I’m thinking maybe we should add double-worded conjunctions to the added.txt to detect conjunctions like:
sendo assim CC
com isso CC
por tudo isso CC
nesse sentido CC
logo CC
em suma CC
em síntese CC
diante do exposto CC
diante disso CC
diante disto CC
desse modo CC
deste modo CC
por isso CC
por isto CC
logo CC
por conseguinte CC
por consequência CC
isto é CC
ou seja CC
no entanto CC
não obstante CC
The question is, can we add more than one word as a single tag? What do you think about this?

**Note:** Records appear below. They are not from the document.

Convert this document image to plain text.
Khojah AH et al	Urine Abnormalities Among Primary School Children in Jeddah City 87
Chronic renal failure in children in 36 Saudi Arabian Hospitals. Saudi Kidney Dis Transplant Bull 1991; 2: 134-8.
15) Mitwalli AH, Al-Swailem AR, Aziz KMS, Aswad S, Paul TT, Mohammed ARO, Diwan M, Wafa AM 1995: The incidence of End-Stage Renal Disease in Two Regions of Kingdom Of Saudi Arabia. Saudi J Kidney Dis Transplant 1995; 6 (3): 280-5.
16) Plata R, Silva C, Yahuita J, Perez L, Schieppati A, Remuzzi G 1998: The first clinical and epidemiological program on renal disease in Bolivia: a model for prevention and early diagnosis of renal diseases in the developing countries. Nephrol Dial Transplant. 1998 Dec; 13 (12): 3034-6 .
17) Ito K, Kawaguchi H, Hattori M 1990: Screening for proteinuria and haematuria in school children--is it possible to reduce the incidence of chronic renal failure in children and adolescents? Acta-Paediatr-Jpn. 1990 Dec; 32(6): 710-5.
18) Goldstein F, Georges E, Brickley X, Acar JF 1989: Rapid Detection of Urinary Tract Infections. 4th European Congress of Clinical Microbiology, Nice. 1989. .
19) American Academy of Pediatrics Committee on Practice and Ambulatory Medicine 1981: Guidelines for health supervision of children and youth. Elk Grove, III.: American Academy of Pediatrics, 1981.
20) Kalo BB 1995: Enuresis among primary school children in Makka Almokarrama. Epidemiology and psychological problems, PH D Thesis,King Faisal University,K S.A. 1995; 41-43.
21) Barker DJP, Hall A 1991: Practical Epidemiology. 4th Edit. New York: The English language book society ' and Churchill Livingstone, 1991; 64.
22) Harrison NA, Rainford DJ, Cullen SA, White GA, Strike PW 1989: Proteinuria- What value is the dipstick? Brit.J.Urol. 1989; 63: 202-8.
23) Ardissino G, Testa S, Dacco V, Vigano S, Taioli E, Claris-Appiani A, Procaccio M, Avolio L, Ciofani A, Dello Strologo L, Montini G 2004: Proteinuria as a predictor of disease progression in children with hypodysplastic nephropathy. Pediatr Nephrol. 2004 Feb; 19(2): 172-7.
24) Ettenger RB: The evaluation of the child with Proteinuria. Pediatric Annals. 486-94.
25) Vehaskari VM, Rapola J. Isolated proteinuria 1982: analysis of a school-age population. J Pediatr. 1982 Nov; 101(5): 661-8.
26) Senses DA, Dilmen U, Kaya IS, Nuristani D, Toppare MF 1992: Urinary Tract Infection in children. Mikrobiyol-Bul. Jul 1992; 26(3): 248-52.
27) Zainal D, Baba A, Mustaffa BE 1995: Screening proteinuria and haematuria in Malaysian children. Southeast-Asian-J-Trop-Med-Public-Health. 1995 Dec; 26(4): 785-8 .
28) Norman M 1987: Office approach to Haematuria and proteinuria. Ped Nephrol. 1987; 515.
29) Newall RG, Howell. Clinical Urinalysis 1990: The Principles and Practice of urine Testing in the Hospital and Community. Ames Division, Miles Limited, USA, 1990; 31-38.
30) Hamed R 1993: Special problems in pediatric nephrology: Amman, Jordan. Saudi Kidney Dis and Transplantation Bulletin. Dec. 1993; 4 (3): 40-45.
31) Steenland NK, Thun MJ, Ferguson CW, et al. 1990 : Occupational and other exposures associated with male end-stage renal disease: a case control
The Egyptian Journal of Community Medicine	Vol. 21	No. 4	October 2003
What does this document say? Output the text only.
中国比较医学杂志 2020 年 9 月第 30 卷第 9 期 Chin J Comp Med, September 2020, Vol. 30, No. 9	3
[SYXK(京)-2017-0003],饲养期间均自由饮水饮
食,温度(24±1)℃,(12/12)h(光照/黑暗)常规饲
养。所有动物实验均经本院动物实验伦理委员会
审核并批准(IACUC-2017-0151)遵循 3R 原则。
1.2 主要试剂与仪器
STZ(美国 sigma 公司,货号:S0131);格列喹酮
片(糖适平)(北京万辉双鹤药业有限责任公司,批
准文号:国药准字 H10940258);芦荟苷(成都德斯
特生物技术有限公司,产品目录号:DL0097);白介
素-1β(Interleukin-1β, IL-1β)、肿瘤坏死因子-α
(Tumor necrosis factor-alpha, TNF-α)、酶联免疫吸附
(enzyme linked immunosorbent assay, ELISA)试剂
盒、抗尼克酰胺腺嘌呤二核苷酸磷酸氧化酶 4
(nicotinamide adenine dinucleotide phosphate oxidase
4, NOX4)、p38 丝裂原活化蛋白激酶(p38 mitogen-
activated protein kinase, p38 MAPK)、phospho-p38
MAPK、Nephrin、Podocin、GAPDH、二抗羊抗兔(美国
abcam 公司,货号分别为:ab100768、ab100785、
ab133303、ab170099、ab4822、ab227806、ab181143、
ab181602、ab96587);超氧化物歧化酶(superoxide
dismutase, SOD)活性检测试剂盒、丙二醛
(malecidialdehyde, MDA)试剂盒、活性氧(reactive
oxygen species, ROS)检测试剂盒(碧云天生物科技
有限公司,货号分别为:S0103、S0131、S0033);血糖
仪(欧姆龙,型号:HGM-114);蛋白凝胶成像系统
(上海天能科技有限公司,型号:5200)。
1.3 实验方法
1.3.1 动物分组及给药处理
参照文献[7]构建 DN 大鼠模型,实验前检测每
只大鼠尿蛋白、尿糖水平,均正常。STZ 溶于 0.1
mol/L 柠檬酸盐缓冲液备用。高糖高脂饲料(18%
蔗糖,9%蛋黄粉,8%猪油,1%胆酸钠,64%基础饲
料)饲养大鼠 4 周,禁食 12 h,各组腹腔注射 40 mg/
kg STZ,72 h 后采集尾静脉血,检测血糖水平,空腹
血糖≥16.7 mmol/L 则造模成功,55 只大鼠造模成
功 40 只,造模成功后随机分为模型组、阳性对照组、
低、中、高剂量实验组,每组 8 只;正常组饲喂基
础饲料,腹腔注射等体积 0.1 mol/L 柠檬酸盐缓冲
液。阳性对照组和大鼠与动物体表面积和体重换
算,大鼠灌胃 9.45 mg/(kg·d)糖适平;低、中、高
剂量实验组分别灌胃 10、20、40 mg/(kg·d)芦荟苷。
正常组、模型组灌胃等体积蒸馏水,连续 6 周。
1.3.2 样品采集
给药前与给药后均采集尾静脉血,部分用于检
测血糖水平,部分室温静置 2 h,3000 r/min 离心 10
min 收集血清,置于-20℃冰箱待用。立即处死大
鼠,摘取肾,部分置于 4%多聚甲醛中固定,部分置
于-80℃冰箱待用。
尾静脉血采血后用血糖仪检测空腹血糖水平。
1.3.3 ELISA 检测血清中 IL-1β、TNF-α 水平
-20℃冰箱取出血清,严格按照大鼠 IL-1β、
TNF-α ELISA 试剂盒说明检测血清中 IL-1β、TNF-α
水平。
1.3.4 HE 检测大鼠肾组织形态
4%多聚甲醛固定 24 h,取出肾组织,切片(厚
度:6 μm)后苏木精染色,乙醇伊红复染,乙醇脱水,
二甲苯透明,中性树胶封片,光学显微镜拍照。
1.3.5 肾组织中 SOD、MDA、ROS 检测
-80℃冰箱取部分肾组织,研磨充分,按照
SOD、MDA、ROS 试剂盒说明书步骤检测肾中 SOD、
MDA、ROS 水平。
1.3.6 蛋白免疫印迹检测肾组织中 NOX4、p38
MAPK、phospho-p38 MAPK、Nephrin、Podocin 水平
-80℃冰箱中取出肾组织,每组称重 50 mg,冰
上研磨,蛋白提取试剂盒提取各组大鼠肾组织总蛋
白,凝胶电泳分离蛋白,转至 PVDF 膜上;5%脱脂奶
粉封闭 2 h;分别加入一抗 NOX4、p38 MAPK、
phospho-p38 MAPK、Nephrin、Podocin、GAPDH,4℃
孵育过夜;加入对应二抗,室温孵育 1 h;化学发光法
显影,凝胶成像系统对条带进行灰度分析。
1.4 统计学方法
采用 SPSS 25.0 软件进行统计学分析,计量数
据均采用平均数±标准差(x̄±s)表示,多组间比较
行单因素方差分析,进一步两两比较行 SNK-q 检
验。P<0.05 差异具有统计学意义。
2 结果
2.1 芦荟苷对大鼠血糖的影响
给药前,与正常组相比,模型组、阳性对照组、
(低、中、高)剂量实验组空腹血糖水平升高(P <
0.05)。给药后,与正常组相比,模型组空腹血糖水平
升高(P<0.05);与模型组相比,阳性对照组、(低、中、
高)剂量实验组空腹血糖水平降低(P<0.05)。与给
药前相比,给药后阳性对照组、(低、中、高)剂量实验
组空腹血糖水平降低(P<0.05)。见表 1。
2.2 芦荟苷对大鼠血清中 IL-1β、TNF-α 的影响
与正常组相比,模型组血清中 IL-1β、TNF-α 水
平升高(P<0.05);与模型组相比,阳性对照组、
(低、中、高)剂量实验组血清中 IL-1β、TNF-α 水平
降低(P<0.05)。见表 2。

Yes. This can be done in the multiwords.txt file. This tagging will remove all other previous tags. It is not a good solution if the expression is ambiguous and has different possible taggings. If there is ambiguity, you need to write rules in disambiguation.xml.
@susanabatto that’s a good idea! I would pay attention to some situations:
‘logo’ can be adverb in ‘vou embora logo’
‘isto é’ can be another thing (‘gosto de feijão e isto é bom para a saúde’)
even ‘ou seja’ deserves attention (‘seja amarelo ou seja azul eu gosto do boneco’)
I guess that analyzing the hits and false positives there can be a way to circumvent the cases above.